Myriam Vander Stichele von SOMO, einer unabhängigen Organisation welche die Auswirkungen der Tätigkeit multinationaler Konzerne auf Mensch und Umwelt untersucht, sprach über die Gefahren, die TTIP für die Finanzmarktstabilität bedeute. Durch mehr Wettbewerb würden Banken und InvestorInnen wieder mehr Risiken eingehen, was sie an die Situation vor der derzeitigen Krise erinnere. Eine gemeinsame Aufsichtsbehörde oder Kapitalverkehrskontrollen, die durchaus nützlich wären, seien dagegen nicht angedacht. Insgesamt fand sie es unverständlich, warum dieser Bereich überhaupt in TTIP aufgenommen werde, da sich daraus kein Mehrwert für die Gesellschaft ergebe.

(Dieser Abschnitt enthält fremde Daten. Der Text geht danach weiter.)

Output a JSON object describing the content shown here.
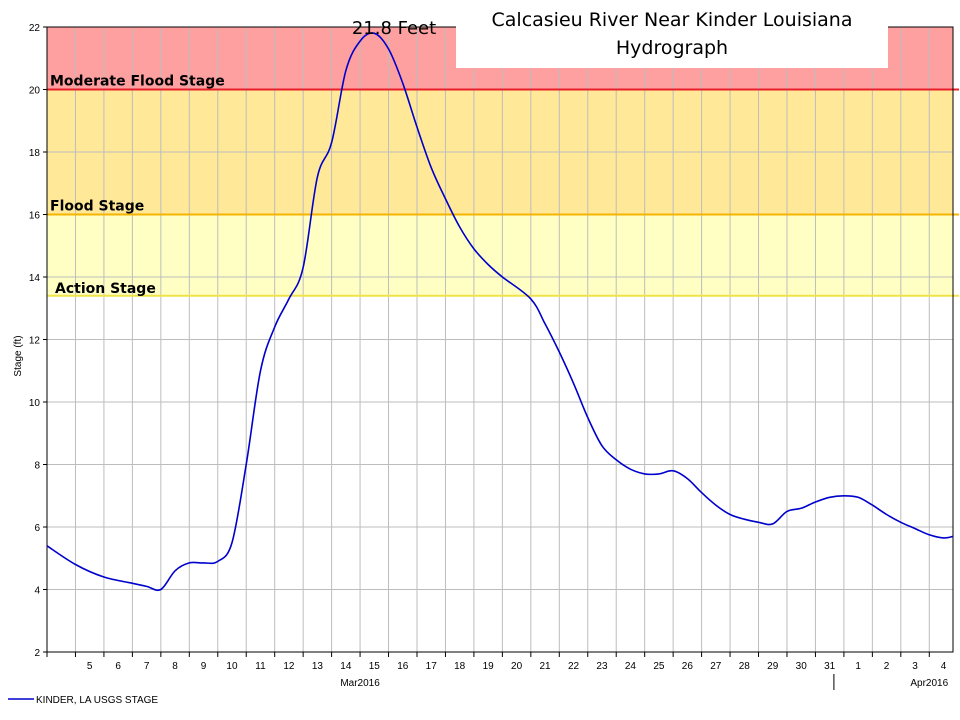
{
  "chart_data": {
    "type": "line",
    "title_lines": [
      "Calcasieu River Near Kinder Louisiana",
      "Hydrograph"
    ],
    "ylabel": "Stage (ft)",
    "ylim": [
      2,
      22
    ],
    "yticks": [
      2,
      4,
      6,
      8,
      10,
      12,
      14,
      16,
      18,
      20,
      22
    ],
    "xlim": [
      "2016-03-04",
      "2016-04-04 20:00"
    ],
    "x_day_labels": [
      "5",
      "6",
      "7",
      "8",
      "9",
      "10",
      "11",
      "12",
      "13",
      "14",
      "15",
      "16",
      "17",
      "18",
      "19",
      "20",
      "21",
      "22",
      "23",
      "24",
      "25",
      "26",
      "27",
      "28",
      "29",
      "30",
      "31",
      "1",
      "2",
      "3",
      "4"
    ],
    "month_labels": [
      {
        "text": "Mar2016",
        "date": "2016-03-15"
      },
      {
        "text": "Apr2016",
        "date": "2016-04-04"
      }
    ],
    "grid": true,
    "flood_categories": [
      {
        "name": "Action Stage",
        "label": "Action Stage",
        "lower": 13.4,
        "upper": 16,
        "fill": "#FFFFC4",
        "line": "#F2E24A"
      },
      {
        "name": "Flood Stage",
        "label": "Flood Stage",
        "lower": 16,
        "upper": 20,
        "fill": "#FFE898",
        "line": "#F4B400"
      },
      {
        "name": "Moderate Flood Stage",
        "label": "Moderate Flood Stage",
        "lower": 20,
        "upper": 22,
        "fill": "#FFA0A0",
        "line": "#E8202A"
      }
    ],
    "annotation": {
      "text": "21.8 Feet",
      "date": "2016-03-15 12:00",
      "value": 21.8
    },
    "series": [
      {
        "name": "KINDER, LA USGS STAGE",
        "color": "#0000CC",
        "x": [
          "2016-03-04 00:00",
          "2016-03-05 00:00",
          "2016-03-06 00:00",
          "2016-03-07 00:00",
          "2016-03-07 12:00",
          "2016-03-08 00:00",
          "2016-03-08 12:00",
          "2016-03-09 00:00",
          "2016-03-09 12:00",
          "2016-03-10 00:00",
          "2016-03-10 12:00",
          "2016-03-11 00:00",
          "2016-03-11 12:00",
          "2016-03-12 00:00",
          "2016-03-12 12:00",
          "2016-03-13 00:00",
          "2016-03-13 12:00",
          "2016-03-14 00:00",
          "2016-03-14 12:00",
          "2016-03-15 00:00",
          "2016-03-15 12:00",
          "2016-03-16 00:00",
          "2016-03-16 12:00",
          "2016-03-17 00:00",
          "2016-03-17 12:00",
          "2016-03-18 00:00",
          "2016-03-18 12:00",
          "2016-03-19 00:00",
          "2016-03-19 12:00",
          "2016-03-20 00:00",
          "2016-03-21 00:00",
          "2016-03-21 12:00",
          "2016-03-22 00:00",
          "2016-03-22 12:00",
          "2016-03-23 00:00",
          "2016-03-23 12:00",
          "2016-03-24 00:00",
          "2016-03-24 12:00",
          "2016-03-25 00:00",
          "2016-03-25 12:00",
          "2016-03-26 00:00",
          "2016-03-26 12:00",
          "2016-03-27 00:00",
          "2016-03-27 12:00",
          "2016-03-28 00:00",
          "2016-03-28 12:00",
          "2016-03-29 00:00",
          "2016-03-29 12:00",
          "2016-03-30 00:00",
          "2016-03-30 12:00",
          "2016-03-31 00:00",
          "2016-03-31 12:00",
          "2016-04-01 00:00",
          "2016-04-01 12:00",
          "2016-04-02 00:00",
          "2016-04-02 12:00",
          "2016-04-03 00:00",
          "2016-04-03 12:00",
          "2016-04-04 00:00",
          "2016-04-04 12:00",
          "2016-04-04 20:00"
        ],
        "y": [
          5.4,
          4.8,
          4.4,
          4.2,
          4.1,
          4.0,
          4.6,
          4.85,
          4.85,
          4.9,
          5.5,
          8.0,
          11.0,
          12.4,
          13.3,
          14.3,
          17.2,
          18.3,
          20.6,
          21.55,
          21.8,
          21.3,
          20.2,
          18.8,
          17.5,
          16.5,
          15.6,
          14.9,
          14.4,
          14.0,
          13.3,
          12.5,
          11.6,
          10.6,
          9.5,
          8.6,
          8.15,
          7.85,
          7.7,
          7.7,
          7.8,
          7.55,
          7.1,
          6.7,
          6.4,
          6.25,
          6.15,
          6.1,
          6.5,
          6.6,
          6.8,
          6.95,
          7.0,
          6.95,
          6.7,
          6.4,
          6.15,
          5.95,
          5.75,
          5.65,
          5.7
        ]
      }
    ]
  }
}
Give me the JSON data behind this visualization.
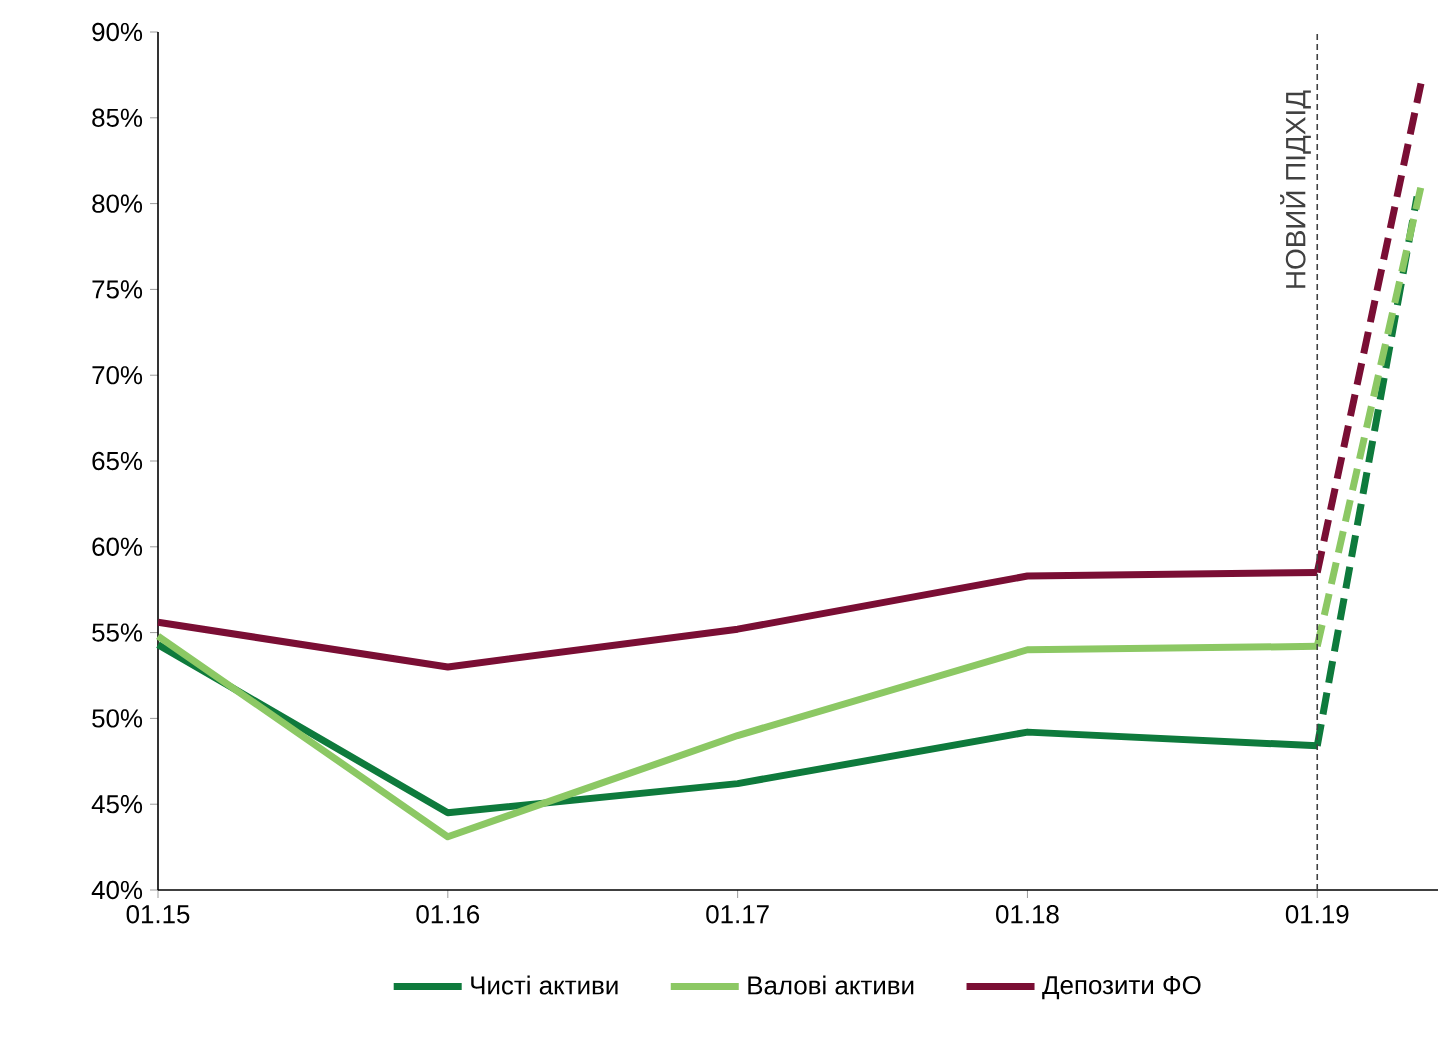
{
  "chart_data": {
    "type": "line",
    "xlim": [
      "2015-01",
      "2019-06"
    ],
    "ylim": [
      40,
      90
    ],
    "xticks": [
      {
        "value": "2015-01",
        "label": "01.15"
      },
      {
        "value": "2016-01",
        "label": "01.16"
      },
      {
        "value": "2017-01",
        "label": "01.17"
      },
      {
        "value": "2018-01",
        "label": "01.18"
      },
      {
        "value": "2019-01",
        "label": "01.19"
      }
    ],
    "yticks": [
      {
        "value": 40,
        "label": "40%"
      },
      {
        "value": 45,
        "label": "45%"
      },
      {
        "value": 50,
        "label": "50%"
      },
      {
        "value": 55,
        "label": "55%"
      },
      {
        "value": 60,
        "label": "60%"
      },
      {
        "value": 65,
        "label": "65%"
      },
      {
        "value": 70,
        "label": "70%"
      },
      {
        "value": 75,
        "label": "75%"
      },
      {
        "value": 80,
        "label": "80%"
      },
      {
        "value": 85,
        "label": "85%"
      },
      {
        "value": 90,
        "label": "90%"
      }
    ],
    "series": [
      {
        "name": "Чисті активи",
        "color": "#0e7a3c",
        "x": [
          "2015-01",
          "2016-01",
          "2017-01",
          "2018-01",
          "2019-01"
        ],
        "values": [
          54.3,
          44.5,
          46.2,
          49.2,
          48.4
        ]
      },
      {
        "name": "Валові активи",
        "color": "#8cc864",
        "x": [
          "2015-01",
          "2016-01",
          "2017-01",
          "2018-01",
          "2019-01"
        ],
        "values": [
          54.8,
          43.1,
          49.0,
          54.0,
          54.2
        ]
      },
      {
        "name": "Депозити ФО",
        "color": "#7a0e34",
        "x": [
          "2015-01",
          "2016-01",
          "2017-01",
          "2018-01",
          "2019-01"
        ],
        "values": [
          55.6,
          53.0,
          55.2,
          58.3,
          58.5
        ]
      },
      {
        "color": "#0e7a3c",
        "line_style": "dashed",
        "x": [
          "2019-01",
          "2019-05-05"
        ],
        "values": [
          48.4,
          80.4
        ]
      },
      {
        "color": "#8cc864",
        "line_style": "dashed",
        "x": [
          "2019-01",
          "2019-05-12"
        ],
        "values": [
          54.2,
          81.4
        ]
      },
      {
        "color": "#7a0e34",
        "line_style": "dashed",
        "x": [
          "2019-01",
          "2019-05-10"
        ],
        "values": [
          58.5,
          87.0
        ]
      }
    ],
    "ref_lines": [
      {
        "axis": "x",
        "value": "2019-01",
        "label": "НОВИЙ ПІДХІД",
        "color": "#404040",
        "line_style": "dashed"
      }
    ],
    "legend": "bottom"
  }
}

Bei dem zweitägigen AktivistInnentraining zu ISDS, an dem auch AK EUROPA und das ÖGB-Europabüro teilnahmen, tauschten sich unterschiedliche Organisationen und Gewerkschaften zum geplanten Investitionsschutz in TTIP aus. Die rund sechzig TeilnehmerInnen aus ganz Europa berieten über gemeinsame Strategien gegen ISDS. Gus Van Harten, Professor der Rechtswissenschaften in Kanada, gab einen tiefen Einblick in laufende Investitionsschutzverfahren. Als praktisches Beispiel, wie eine ISDS-kritische Kampagne aussehen kann, führten Vertreterinnen der AK und des ÖGB ihre Erfahrungen mit der online-Kampagne gegen ISDS an. Der zweitätige Workshop zeigte, wie wichtig die Koordination und Kooperation innerhalb der Zivilgesellschaft ist, vor allem zwischen NGOs und Gewerkschaften, da nur gemeinsame Aktionen ein relevantes Gegengewicht zum dominanten Einfluss der Wirtschaftslobbies auf die EU-Politik schaffen können.